When Writers Attack Redux
(Hat tip to Maud Newton, via Twitter)
Edward Champion at Reluctant Habits gets the first-hand story from Alain de Botton on his recent bombastic reaction to Caleb Crain’s review of his new book The Pleasures and Sorrows of Work. In Part 1, de Botton answers some questions about the dust-up. A taste:
Under what circumstances do you believe that a writer should respond to a critic? Don’t you find that such behavior detracts from the insights contained within your books?
I think that a writer should respond to a critic within a relatively private arena. I don’t believe in writing letters to the newspaper. I do believe in writing, on occasion, to the critics directly. I used to believe that posting a message on a writer’s website counted as part of this kind of semi-private communication. I have learnt it doesn’t, it is akin to starting your own television station in terms of the numbers who might end up attending.

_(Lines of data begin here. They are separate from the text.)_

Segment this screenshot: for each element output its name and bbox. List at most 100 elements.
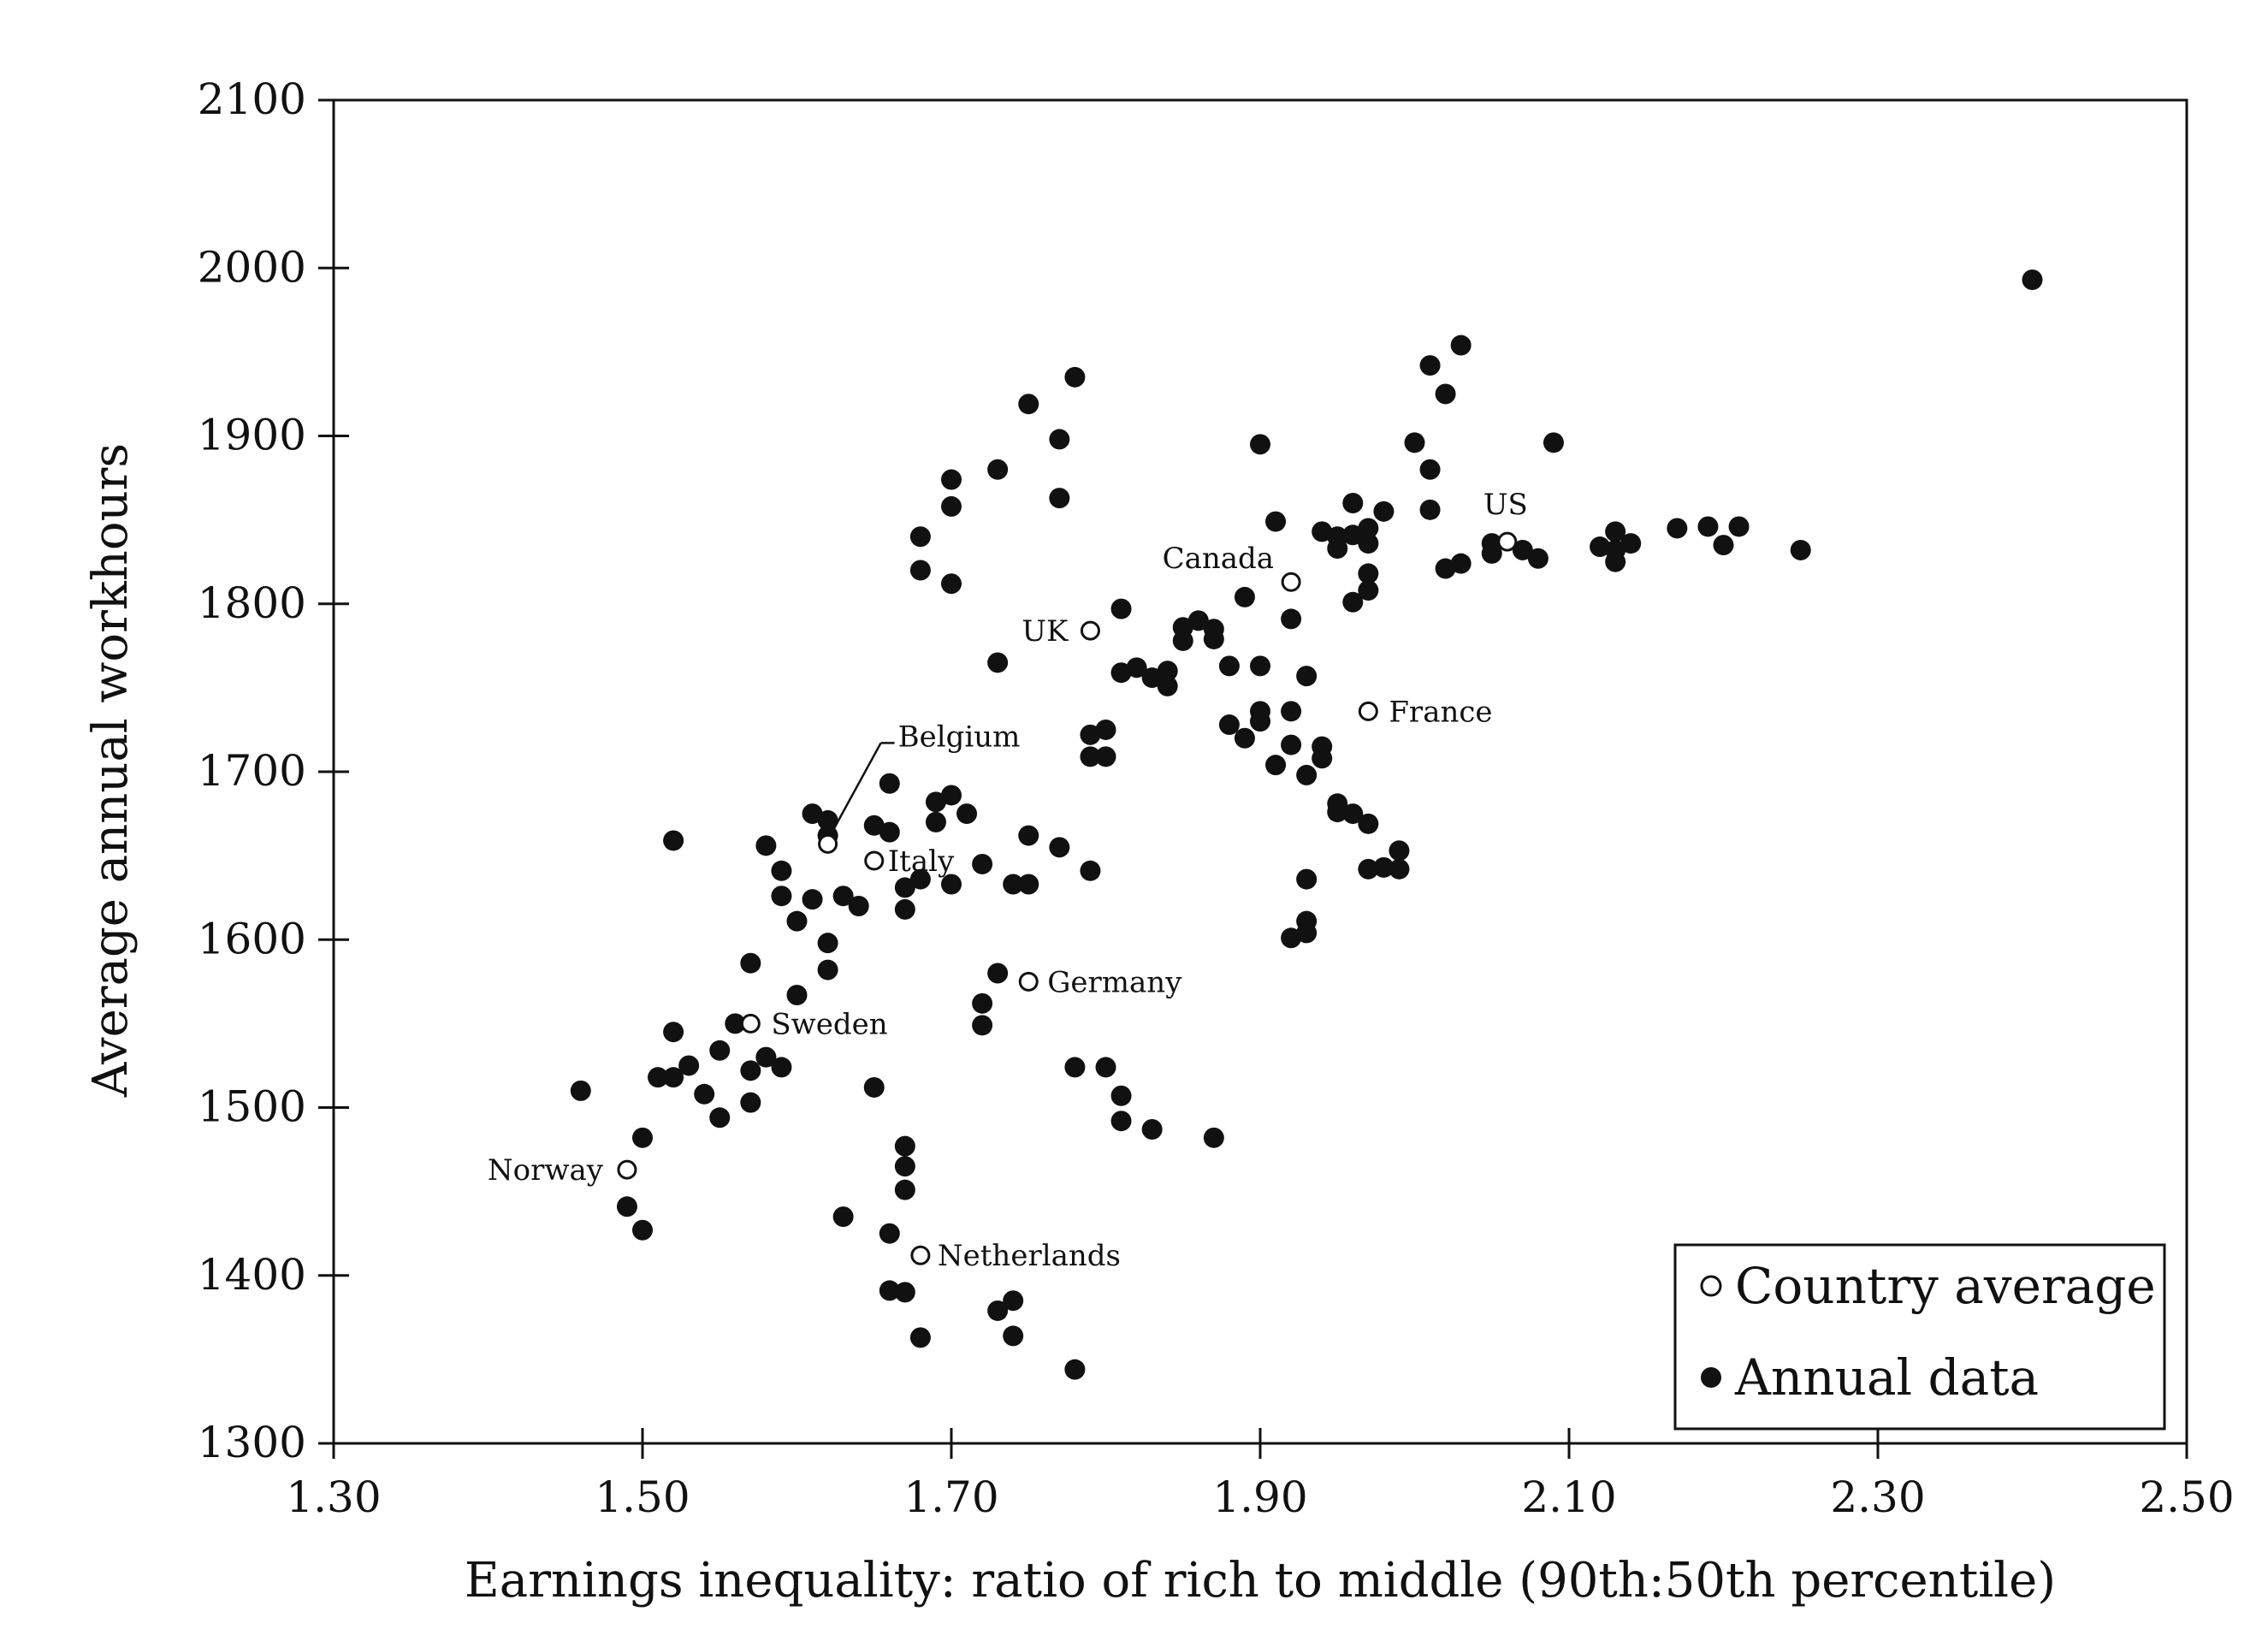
annual-data-point <box>709 1107 731 1129</box>
annual-data-point <box>1018 874 1039 895</box>
annual-data-point <box>972 992 993 1014</box>
annual-data-point <box>1667 518 1688 539</box>
annual-data-point <box>909 526 931 548</box>
annual-data-point <box>987 1300 1009 1321</box>
annual-data-point <box>1620 533 1642 554</box>
country-label: Canada <box>1163 542 1275 576</box>
annual-data-point <box>1358 563 1379 584</box>
annual-data-point <box>909 1327 931 1348</box>
annual-data-point <box>1234 727 1255 749</box>
annual-data-point <box>894 1179 915 1200</box>
annual-data-point <box>894 898 915 920</box>
annual-data-point <box>925 811 946 832</box>
annual-data-point <box>1296 764 1318 785</box>
annual-data-point <box>1095 719 1116 740</box>
country-labels: Norway Sweden Belgium Italy Netherlands Germa… <box>488 488 1528 1273</box>
country-label: Germany <box>1047 965 1182 999</box>
annual-data-point <box>694 1083 715 1105</box>
annual-data-point <box>1110 598 1132 619</box>
annual-data-point <box>1265 755 1287 776</box>
annual-data-point <box>1095 746 1116 767</box>
annual-data-point <box>1697 516 1719 537</box>
annual-data-point <box>1358 813 1379 834</box>
annual-data-point <box>1327 802 1348 823</box>
annual-data-point <box>1512 539 1533 560</box>
annual-data-point <box>1281 734 1302 755</box>
annual-data-point <box>894 1156 915 1177</box>
country-average-point <box>864 850 885 871</box>
y-tick-label: 1800 <box>198 578 306 628</box>
x-tick-label: 2.10 <box>1521 1472 1616 1522</box>
annual-data-point <box>1064 366 1086 388</box>
annual-data-point <box>1373 856 1395 878</box>
legend-open-circle-icon <box>1700 1275 1722 1297</box>
annual-data-point <box>1187 610 1209 631</box>
x-axis: 1.30 1.50 1.70 1.90 2.10 2.30 2.50 <box>286 1428 2235 1522</box>
y-axis: 1300 1400 1500 1600 1700 1800 1900 2000 2100 <box>198 74 349 1467</box>
annual-data-point <box>663 1022 684 1043</box>
annual-data-point <box>1110 1111 1132 1132</box>
legend-label-annual-data: Annual data <box>1734 1348 2039 1407</box>
annual-data-point <box>1234 586 1255 607</box>
annual-data-point <box>725 1013 746 1034</box>
annual-data-point <box>1018 825 1039 846</box>
x-tick-label: 1.30 <box>286 1472 381 1522</box>
annual-data-point <box>863 815 885 836</box>
annual-data-point <box>1312 736 1333 757</box>
annual-data-point <box>1080 746 1101 767</box>
annual-data-point <box>1250 655 1270 677</box>
annual-data-point <box>1126 657 1147 678</box>
annual-data-point <box>1281 608 1302 630</box>
annual-data-point <box>1080 724 1101 745</box>
annual-data-point <box>1358 533 1379 554</box>
y-tick-label: 1400 <box>198 1250 306 1300</box>
annual-data-point <box>2022 269 2043 290</box>
annual-data-point <box>863 1076 885 1098</box>
annual-data-point <box>941 469 962 490</box>
annual-data-point <box>1358 858 1379 880</box>
data-points <box>570 269 2043 1380</box>
annual-data-point <box>1527 548 1549 569</box>
annual-data-point <box>1064 1057 1086 1078</box>
annual-data-point <box>1419 499 1441 520</box>
annual-data-point <box>570 1080 591 1101</box>
x-tick-label: 2.50 <box>2139 1472 2234 1522</box>
annual-data-point <box>1281 927 1302 949</box>
annual-data-point <box>1450 335 1472 356</box>
annual-data-point <box>909 868 931 890</box>
y-axis-title: Average annual workhours <box>83 443 139 1098</box>
annual-data-point <box>1419 459 1441 480</box>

Part 2 is an essay submitted by de Botton reflecting on his reaction to the review, reviewing in general and how authors ought (and ought not) to respond:
My altercation with Caleb Crain has attracted a peculiar amount of interest at heart because its nature as a private communication has been misunderstood, both by me – and those looking on. It has widely been taken that I have written back to The New York Times directly to complain. Instead I wrote to Caleb Crain to speak very directly to him and not principally to the world at large. I feel very sorry that this tiff has been broadcast so widely. The embarrassment is as akin to an argument with one’s spouse being inadvertently broadcast to one’s work colleagues or a private letter appearing on a widely-read internet site.


July 2nd, 2009 at 11:42 pm
Is it just me or is Mr. de Botton trying to make us feel bad for eavesdropping on his sophisticated tantrum?
July 3rd, 2009 at 10:26 am
not a good move in a world of voyeurs.